答 第四戒は,「安息日を覚えて,これを聖なる日とせよ.六日間,働いて,あなたのすべての仕事をしなければならない.しかし七日目は,あなたの神,主の安息である.あなたはどんな仕事もしてはならない.―あなたも,あなたの息子,娘,それにあなたの男奴隷や女奴隷,家畜,また,あなたの町囲みの中にいる在留異国人も.―それは主が六日のうちに,天と地と海,またそれらの中にいるすべてのものを造り,七日目に休まれたからである.それゆえ,主は安息日を祝福し,これを聖なるものと宣言された」である.

1 出エジプト20:8~11

問60 第四戒は何を要求しているか.

答 第四戒は,神がみことばのうちに定めたような一定のときを,神に対して聖く守ること,特に七日のうち一日が,神ご自身に対する聖なる安息日であることを要求している.

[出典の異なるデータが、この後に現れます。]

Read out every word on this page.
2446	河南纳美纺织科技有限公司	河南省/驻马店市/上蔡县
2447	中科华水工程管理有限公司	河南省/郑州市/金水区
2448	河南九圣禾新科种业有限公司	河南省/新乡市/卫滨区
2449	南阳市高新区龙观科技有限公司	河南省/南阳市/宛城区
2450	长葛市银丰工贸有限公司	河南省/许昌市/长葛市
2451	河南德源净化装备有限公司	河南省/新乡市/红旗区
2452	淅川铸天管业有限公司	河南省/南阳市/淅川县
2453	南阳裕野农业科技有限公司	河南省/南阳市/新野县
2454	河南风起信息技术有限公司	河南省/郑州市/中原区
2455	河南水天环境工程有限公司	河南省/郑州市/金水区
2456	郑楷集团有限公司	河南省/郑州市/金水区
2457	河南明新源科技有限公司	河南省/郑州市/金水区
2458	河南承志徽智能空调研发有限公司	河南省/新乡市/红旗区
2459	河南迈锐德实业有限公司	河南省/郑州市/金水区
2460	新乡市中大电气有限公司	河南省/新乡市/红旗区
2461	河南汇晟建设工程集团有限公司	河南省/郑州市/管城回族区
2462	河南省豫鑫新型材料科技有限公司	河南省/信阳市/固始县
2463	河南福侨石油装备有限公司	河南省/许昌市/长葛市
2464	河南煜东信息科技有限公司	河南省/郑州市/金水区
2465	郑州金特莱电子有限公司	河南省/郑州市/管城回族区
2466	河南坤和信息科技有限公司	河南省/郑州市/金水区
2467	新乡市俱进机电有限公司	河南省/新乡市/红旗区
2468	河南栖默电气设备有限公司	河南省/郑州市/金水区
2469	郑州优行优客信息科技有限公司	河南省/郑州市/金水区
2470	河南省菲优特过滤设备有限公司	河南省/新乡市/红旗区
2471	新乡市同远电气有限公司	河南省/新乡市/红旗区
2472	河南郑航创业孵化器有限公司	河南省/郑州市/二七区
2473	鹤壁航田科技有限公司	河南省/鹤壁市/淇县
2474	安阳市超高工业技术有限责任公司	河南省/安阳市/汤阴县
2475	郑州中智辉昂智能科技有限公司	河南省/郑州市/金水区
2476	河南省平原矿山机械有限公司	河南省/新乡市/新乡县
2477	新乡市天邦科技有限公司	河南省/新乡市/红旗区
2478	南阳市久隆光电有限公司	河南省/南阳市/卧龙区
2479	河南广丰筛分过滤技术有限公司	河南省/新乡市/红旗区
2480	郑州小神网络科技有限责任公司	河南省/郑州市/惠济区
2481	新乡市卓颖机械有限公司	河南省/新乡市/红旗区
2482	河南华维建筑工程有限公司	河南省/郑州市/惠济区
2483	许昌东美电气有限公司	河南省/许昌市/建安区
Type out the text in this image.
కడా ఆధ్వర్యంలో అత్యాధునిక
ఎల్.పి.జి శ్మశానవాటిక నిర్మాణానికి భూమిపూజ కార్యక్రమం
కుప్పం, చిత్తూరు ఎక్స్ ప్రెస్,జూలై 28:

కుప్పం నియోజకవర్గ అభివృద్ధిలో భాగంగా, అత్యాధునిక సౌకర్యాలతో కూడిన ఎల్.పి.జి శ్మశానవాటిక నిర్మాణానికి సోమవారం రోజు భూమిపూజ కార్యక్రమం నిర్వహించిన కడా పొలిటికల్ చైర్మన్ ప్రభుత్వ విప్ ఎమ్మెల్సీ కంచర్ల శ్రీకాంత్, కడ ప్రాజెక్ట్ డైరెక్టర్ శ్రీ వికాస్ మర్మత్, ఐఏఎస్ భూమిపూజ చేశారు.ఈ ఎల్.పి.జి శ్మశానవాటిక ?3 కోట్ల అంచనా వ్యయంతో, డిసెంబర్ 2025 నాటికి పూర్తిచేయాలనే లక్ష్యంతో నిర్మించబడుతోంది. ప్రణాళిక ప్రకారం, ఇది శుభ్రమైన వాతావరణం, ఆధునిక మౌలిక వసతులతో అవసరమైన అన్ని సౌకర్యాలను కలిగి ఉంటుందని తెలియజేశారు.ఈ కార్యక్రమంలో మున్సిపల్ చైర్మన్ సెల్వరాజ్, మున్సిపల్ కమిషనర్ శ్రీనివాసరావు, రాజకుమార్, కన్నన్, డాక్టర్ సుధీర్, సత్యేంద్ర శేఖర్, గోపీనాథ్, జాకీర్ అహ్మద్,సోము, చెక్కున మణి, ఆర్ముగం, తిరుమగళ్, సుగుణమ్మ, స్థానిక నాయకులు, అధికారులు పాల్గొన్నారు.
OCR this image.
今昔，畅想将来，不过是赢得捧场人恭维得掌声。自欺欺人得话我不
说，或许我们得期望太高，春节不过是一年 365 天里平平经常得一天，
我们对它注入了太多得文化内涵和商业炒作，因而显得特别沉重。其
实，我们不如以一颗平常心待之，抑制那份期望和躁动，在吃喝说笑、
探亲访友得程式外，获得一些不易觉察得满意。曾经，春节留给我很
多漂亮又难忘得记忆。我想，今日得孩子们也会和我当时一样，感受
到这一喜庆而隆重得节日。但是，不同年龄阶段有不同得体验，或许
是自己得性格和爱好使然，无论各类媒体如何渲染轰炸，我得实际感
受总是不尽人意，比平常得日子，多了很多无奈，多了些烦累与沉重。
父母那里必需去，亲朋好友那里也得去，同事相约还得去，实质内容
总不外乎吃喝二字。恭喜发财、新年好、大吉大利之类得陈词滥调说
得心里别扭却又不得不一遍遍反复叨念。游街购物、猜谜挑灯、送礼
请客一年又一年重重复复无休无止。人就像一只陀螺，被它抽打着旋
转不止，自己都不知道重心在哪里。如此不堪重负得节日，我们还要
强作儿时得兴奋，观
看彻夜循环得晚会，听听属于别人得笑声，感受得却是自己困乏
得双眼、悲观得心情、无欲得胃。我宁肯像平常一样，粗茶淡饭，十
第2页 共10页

1 レビ19:30「あなたがたは,わたしの安息日を守り,わたしの聖所を恐れなければならない.わたしは主である.」
申命5:12 「安息日を守って,これを聖なる日とせよ.あなたの神,主が命じられたとおりに.」

問61 神は七日のうち,どの日を毎週の安息日と定めたか.

答 神は世界の創造よりキリストの復活までは,週の七日目を毎週の安息日とし,キリストの復活より世の終わりまでは,週の最初の日をキリスト者の安息日として定めた.

1 創世2:2,3 「それで神は,第七日目に,なさっていたわざの完成を告げられた.すなわち,第七日目に,なさっていたすべてのわざを休まれた.神はその第七日目を祝福し,この日を聖であるとされた.それは,その日に,神がなさっていたすべての創造のわざを休まれたからである.」
2 ヨハネ20:19「その日,すなわち週の初めの日の夕方のことであった.弟子たちがいた所では,ユダヤ人を恐れて戸がしめてあったが,イエスが来られ,彼らの中に立って言われた.」
使徒20:7 「週の初めの日に,私たちはパンを裂くために集まった.そのときパウロは,翌日出発することにしていたので,人々と語り合い,夜中まで語り続けた.」
Iコリント16:1,2 「さて,聖徒たちのための献金については,ガラテヤの諸教会に命じたように,あなたがたにもこう命じます.私がそちらに行ってから献金を集めるようなことがないように,あなたがたはおのおの,いつも週の初めの日に,収入に応じて,手もとにそれをたくわえておきなさい.」
黙示1:10 「私は,主の日に御霊に感じ,私のうしろにラッパの音のような大きな声を聞いた.」

問62 安息日は,どのようにして聖別するべきか.

答 安息日は,他の日には正当であるこの世の業務や娯楽などをやめて,その日一日を聖く休み,やむを得ない働き,または,慈善の働きに用いる以外は,すべての時間を公的に神を礼拝する行為に用いて聖別するべきである.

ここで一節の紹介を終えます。